多形紅斑とは、繰り返し再発する皮膚病で、特徴として皮膚が赤く盛り上がり、射撃の的のように見える皮疹ができます。この皮疹は、全身に左右対称に現れる傾向があります。

多くの場合、単純ヘルペスウイルス(ウイルスによる感染症: 単純ヘルペスウイルス感染症を参照)に感染したことの反応として現れます。このウイルスにかかった人のうち約3分の2では、多形紅斑が出る前にはっきりと目に見える口唇ヘルペスが現れます。他の感染症でも多形紅斑が引き起こされるかどうかはわかっていません。ヘルペスウイルスがどのようにして多形紅斑を引き起こすのか正確にはわかっていませんが、ある種の免疫反応ではないかと考えられています。

症状

多形紅斑は突然発症し、腕、脚、顔面に赤い皮疹(紅斑)が急にできます。手のひらや足の裏に生じることもあります。紅斑は体の左右対称な場所にできます。この紅斑は、射撃の的のような同心円状(全体は赤く、中心部は紫がかった灰色)となったり、水疱を伴うことがよくあります。赤くなった部分には特にその他の症状はありませんが、少しかゆくなる場合もあります。痛みを伴う水疱が唇の上や口の中の粘膜によくできますが、眼にはできません。

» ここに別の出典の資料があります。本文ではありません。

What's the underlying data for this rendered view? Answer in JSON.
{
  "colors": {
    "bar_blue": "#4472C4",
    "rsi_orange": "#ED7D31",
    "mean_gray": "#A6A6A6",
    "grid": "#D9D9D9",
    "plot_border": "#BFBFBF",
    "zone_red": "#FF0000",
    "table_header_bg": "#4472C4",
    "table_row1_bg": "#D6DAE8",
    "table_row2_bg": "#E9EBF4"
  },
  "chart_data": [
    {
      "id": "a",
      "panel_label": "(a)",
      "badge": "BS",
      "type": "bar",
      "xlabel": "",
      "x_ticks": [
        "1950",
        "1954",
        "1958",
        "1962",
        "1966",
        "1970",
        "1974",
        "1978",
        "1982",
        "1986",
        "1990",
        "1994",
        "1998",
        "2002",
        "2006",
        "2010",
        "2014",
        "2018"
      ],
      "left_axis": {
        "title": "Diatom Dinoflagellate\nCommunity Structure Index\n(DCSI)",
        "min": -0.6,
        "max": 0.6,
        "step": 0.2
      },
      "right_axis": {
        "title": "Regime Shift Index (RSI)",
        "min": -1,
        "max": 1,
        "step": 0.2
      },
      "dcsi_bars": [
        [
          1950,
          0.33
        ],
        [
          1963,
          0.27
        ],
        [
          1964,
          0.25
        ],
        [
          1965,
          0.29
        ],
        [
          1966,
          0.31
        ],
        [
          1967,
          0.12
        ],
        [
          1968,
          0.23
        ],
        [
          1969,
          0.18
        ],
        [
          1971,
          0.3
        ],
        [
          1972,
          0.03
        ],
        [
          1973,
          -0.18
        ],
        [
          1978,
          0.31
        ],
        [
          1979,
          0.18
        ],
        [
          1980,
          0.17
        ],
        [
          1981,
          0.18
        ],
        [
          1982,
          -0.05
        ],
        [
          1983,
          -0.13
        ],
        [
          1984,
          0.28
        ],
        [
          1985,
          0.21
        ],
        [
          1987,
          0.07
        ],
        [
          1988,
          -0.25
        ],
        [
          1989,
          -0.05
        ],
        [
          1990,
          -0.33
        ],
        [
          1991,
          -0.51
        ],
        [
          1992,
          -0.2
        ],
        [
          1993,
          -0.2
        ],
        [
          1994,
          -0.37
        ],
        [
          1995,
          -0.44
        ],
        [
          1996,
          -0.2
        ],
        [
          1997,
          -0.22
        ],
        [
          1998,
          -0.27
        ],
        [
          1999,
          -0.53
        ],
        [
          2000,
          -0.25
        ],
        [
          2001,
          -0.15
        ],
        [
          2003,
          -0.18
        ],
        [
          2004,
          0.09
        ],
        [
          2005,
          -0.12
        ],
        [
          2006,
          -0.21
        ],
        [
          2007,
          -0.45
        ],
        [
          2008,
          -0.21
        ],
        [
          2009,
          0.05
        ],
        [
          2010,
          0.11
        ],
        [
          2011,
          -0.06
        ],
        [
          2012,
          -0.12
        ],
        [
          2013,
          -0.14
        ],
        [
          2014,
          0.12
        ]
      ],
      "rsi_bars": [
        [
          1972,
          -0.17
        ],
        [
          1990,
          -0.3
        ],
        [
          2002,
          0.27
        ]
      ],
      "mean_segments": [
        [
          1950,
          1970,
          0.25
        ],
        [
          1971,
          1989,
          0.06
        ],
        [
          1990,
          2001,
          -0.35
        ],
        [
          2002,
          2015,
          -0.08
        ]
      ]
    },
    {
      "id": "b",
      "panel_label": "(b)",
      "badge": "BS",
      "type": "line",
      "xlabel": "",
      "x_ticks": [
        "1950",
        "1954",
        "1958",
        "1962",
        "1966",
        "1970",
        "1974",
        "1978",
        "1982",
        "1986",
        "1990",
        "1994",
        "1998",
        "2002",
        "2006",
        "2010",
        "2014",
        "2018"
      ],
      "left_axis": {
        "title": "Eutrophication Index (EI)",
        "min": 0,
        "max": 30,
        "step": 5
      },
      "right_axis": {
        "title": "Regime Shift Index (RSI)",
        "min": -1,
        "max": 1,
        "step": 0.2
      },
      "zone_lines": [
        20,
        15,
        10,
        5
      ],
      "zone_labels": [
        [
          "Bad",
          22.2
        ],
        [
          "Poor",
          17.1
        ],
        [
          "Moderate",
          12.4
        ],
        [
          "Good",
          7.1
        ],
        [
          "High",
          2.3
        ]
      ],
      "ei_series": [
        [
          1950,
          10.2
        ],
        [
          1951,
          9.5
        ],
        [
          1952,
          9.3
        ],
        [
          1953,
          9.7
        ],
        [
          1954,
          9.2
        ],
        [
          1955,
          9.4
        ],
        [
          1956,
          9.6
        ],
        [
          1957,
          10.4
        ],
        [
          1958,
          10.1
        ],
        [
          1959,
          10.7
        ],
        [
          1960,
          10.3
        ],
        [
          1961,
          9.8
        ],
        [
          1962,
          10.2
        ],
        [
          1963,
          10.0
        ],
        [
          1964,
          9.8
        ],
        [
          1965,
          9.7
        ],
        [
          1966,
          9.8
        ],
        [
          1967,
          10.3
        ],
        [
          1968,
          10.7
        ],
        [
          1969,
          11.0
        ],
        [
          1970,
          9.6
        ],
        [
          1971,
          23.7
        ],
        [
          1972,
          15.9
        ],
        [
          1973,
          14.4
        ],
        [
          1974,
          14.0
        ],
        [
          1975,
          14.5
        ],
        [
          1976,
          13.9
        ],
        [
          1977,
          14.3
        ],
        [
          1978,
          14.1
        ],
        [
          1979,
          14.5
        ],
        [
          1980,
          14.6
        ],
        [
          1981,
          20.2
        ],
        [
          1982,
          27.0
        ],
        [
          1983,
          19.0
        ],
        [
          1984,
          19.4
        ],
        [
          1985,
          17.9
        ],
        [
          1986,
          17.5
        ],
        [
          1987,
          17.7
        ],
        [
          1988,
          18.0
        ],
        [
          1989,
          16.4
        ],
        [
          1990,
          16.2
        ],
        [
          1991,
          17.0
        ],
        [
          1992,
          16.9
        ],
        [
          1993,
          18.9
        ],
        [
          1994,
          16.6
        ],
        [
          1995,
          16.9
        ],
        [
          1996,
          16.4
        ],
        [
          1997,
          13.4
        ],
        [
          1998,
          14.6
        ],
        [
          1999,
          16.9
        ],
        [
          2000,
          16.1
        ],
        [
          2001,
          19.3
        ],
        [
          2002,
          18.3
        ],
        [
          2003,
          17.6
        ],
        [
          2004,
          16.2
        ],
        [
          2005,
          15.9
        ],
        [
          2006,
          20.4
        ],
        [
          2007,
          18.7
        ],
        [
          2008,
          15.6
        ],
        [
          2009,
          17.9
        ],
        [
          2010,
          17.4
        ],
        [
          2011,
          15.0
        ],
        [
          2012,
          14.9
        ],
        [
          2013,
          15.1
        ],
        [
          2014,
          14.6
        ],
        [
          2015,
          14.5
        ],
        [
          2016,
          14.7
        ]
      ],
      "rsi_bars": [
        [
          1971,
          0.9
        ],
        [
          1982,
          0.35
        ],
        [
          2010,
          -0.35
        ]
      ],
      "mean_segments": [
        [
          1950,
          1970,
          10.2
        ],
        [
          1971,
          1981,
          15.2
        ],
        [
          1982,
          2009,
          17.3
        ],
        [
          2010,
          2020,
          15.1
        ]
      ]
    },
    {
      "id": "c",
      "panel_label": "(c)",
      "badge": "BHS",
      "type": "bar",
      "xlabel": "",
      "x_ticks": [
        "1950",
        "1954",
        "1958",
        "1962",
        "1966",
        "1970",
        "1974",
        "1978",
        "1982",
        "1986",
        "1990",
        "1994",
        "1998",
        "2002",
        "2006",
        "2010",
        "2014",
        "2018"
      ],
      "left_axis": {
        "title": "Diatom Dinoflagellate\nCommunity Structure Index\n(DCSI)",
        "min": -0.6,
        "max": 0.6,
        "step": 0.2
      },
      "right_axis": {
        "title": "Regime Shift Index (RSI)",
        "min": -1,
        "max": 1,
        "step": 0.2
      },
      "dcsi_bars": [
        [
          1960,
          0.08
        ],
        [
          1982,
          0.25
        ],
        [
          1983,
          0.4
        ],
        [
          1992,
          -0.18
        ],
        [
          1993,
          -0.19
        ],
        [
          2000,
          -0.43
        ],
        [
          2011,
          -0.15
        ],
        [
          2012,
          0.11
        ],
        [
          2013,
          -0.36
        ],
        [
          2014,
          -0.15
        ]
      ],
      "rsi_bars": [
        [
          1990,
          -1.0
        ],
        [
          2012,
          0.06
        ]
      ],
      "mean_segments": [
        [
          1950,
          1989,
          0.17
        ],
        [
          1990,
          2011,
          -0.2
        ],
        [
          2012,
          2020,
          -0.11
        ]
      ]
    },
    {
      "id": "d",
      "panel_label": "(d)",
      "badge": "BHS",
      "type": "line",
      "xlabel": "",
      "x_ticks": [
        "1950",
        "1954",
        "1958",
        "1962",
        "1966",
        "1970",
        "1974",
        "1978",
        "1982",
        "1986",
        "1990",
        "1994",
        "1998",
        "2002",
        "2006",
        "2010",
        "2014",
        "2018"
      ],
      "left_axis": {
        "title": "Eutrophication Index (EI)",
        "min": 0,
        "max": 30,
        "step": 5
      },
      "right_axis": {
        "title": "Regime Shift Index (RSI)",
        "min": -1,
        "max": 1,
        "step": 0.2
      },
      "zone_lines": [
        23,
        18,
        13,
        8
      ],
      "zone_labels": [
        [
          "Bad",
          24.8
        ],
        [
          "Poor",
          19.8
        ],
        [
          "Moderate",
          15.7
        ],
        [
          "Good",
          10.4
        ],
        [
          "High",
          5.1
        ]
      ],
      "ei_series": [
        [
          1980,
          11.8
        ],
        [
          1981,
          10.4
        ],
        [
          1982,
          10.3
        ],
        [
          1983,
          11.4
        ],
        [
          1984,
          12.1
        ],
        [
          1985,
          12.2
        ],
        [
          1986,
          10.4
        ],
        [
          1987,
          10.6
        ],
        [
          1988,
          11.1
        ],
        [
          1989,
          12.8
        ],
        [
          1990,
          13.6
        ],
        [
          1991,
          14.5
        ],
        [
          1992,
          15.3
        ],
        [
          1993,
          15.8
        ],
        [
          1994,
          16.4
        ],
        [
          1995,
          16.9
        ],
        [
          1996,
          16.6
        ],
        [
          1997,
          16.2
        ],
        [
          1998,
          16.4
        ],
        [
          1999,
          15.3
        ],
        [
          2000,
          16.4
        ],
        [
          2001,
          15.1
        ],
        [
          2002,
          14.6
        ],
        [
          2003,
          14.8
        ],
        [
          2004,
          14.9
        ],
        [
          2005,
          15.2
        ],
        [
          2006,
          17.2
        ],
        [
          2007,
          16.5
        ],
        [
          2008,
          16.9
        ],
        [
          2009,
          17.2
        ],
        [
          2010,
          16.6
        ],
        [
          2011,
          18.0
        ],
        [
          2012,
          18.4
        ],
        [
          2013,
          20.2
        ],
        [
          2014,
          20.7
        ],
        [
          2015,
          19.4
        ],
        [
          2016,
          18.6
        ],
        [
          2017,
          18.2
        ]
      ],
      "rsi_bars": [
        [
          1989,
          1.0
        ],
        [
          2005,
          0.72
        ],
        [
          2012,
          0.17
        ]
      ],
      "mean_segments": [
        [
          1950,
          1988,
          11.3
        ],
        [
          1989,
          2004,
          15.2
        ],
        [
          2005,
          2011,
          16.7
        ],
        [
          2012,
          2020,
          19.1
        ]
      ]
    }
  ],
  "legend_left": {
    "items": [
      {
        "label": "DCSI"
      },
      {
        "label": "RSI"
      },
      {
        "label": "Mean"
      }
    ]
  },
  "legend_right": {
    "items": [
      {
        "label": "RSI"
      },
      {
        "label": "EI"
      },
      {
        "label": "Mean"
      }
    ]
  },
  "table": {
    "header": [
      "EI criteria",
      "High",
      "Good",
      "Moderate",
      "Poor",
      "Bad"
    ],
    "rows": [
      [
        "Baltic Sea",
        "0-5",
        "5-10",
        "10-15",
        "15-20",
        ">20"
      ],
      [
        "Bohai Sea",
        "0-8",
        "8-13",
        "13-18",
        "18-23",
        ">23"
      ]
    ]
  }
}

多形紅斑の症状は2〜4週間続きます。1回しか症状が出ない人もいますが、1年間に6回程度症状が再発し、それが10年間続く人もいます。再発は春に多く、日光によって症状が誘発されるのではないかと考えられます。再発の頻度は徐々に減っていきます。

治療

多形紅斑は自然に治る場合があります。かゆみが気になる場合は、標準的な治療を行います。ステロイドの経口薬が役に立ちます。口の中にできた水疱が痛んで食事がしにくい場合、リドカインのような局所麻酔薬を使います。それでもものが食べづらい場合、栄養と水分を点滴で静脈注射します。再発を繰り返す場合、最初の徴候が出た段階で、アシクロビルなどの抗ウイルス薬の投与が有効でしょう。